The Five Whys, the discomfort of root cause analysis and the discipline of incident response

Here is a non-law post to pass on some ideas about root cause analysis, The Five Whys, and incident response.

This is inspired by having finished reading The Lean Startup by Eric Ries. It’s a good book end-to-end, but Ries’ chapter on adaptive organizations and The Five Whys was most interesting to me – inspiring even!

The Five Whys is a well-known analytical tool that supports root cause analysis. Taichii Ohno, the father of the Toyota Production System, described it as “the basis of Toyota’s scientific approach.” By asking why a problem has occurred five times – therefore probing five causes deep – Ohno says, “the nature of the problem as well as its solution becomes clear.” Pushing to deeper causes of a failure is plainly important; if only the surface causes of a failure are addressed, the failure is near certain to recur.

Reis, in a book geared to startups, explains how to use The Five Whys as an “automatic speed regulator” in businesses that face failures in driving rapidly to market. The outcome of The Five Whys process, according to Ries, is to make a “proportional” investment in corrections at each five layers of the causal analysis – proportional in relation to to the significance of the problem.

Of course, root cause analysis is part of security incident response. The National Institute of Standards and Technology suggests that taking steps to prevent recurrences is both part of eradication and recovery and the post-incident phase. My own experience is that root cause analysis in incident response is often done poorly – with remedial measures almost always targeted at surface level causes. What I did not understand until reading Ries, is that conducting the kind of good root cause analysis associated with The Five Whys is HARD.

Ries explains that conducting root cause analysis without a strong culture of mutual trust can devolve into The Five Blames. He gives some good tips on how to implement The Five Whys despite this challenge: establishing norms around accepting the first mistake, starting with less than the full analytical process and using a “master” from the executive ranks to sponsor root cause analysis.

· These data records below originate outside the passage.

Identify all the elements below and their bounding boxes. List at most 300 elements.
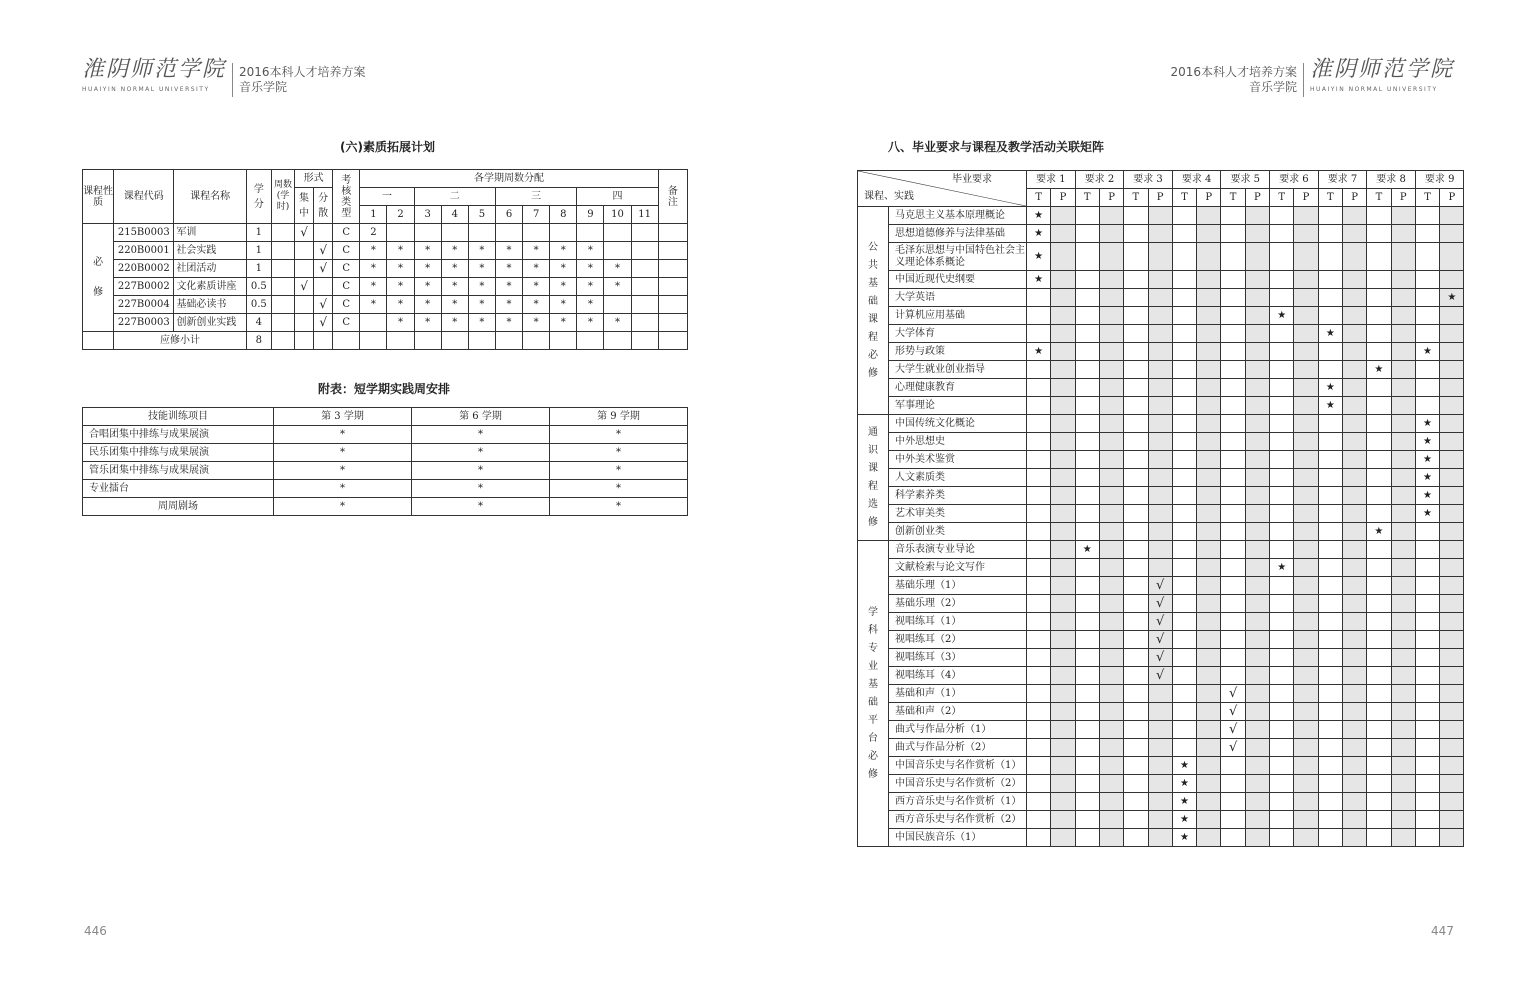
table-row bbox=[858, 793, 1464, 811]
matrix-cell bbox=[1318, 793, 1342, 811]
form-concentrated: √ bbox=[295, 278, 314, 296]
course-credit: 1 bbox=[246, 242, 271, 260]
matrix-cell bbox=[1172, 289, 1196, 307]
matrix-cell bbox=[1148, 559, 1172, 577]
term-mark: * bbox=[550, 480, 688, 498]
matrix-cell bbox=[1440, 703, 1464, 721]
matrix-cell bbox=[1148, 757, 1172, 775]
term-cell bbox=[604, 224, 631, 242]
table-row bbox=[858, 289, 1464, 307]
matrix-cell bbox=[1124, 559, 1148, 577]
column-header: 第 9 学期 bbox=[550, 408, 688, 426]
matrix-cell bbox=[1051, 685, 1075, 703]
matrix-cell bbox=[1391, 793, 1415, 811]
matrix-cell bbox=[1245, 631, 1269, 649]
term-cell: * bbox=[414, 242, 441, 260]
matrix-cell bbox=[1270, 685, 1294, 703]
matrix-cell bbox=[1124, 225, 1148, 243]
matrix-cell bbox=[1245, 325, 1269, 343]
matrix-cell bbox=[1318, 667, 1342, 685]
matrix-cell bbox=[1027, 667, 1051, 685]
matrix-cell bbox=[1051, 721, 1075, 739]
matrix-cell bbox=[1075, 577, 1099, 595]
matrix-cell bbox=[1051, 361, 1075, 379]
matrix-cell bbox=[1172, 415, 1196, 433]
matrix-cell bbox=[1221, 451, 1245, 469]
matrix-cell bbox=[1124, 649, 1148, 667]
matrix-cell bbox=[1294, 667, 1318, 685]
matrix-cell bbox=[1318, 271, 1342, 289]
matrix-mark: ★ bbox=[1027, 271, 1051, 289]
matrix-cell bbox=[1051, 757, 1075, 775]
matrix-cell bbox=[1367, 649, 1391, 667]
matrix-cell bbox=[1027, 361, 1051, 379]
matrix-cell bbox=[1148, 469, 1172, 487]
matrix-cell bbox=[1391, 487, 1415, 505]
matrix-cell bbox=[1148, 271, 1172, 289]
table-row bbox=[858, 559, 1464, 577]
matrix-cell bbox=[1367, 433, 1391, 451]
matrix-cell bbox=[1245, 811, 1269, 829]
matrix-cell bbox=[1075, 415, 1099, 433]
matrix-cell bbox=[1221, 505, 1245, 523]
matrix-cell bbox=[1318, 469, 1342, 487]
matrix-cell bbox=[1415, 325, 1439, 343]
term-cell: * bbox=[414, 296, 441, 314]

From my perspective, I’ll now expect a little less insight out of clients who are in the heat of crises. It may be okay to go a couple levels deep while an incident is still live and while some process owners are not even apprised of the incident – just deep enough to find some meaningful resolutions to communicate to regulators and other stakeholders. It may be okay to tell these stakeholders “we will [also] look into our processes and make appropriate improvements to prevent a recurrence” – text frequently proposed by clients for notification letters and reports.

What clients should do, however is commit to conducting good root cause analysis as part of the post-incident phase:

*Write The Five Whys into your incident response policy.

*Stipulate that a meeting will be held.

*Stipulate that everyone with a share of the problem will be invited.

*Commit to making a proportional investment to address each identified cause.

Ries would lead us to believe that this will be both unenjoyable yet invaluable – good reason to use your incident response policy to help it become part of your organization’s discipline.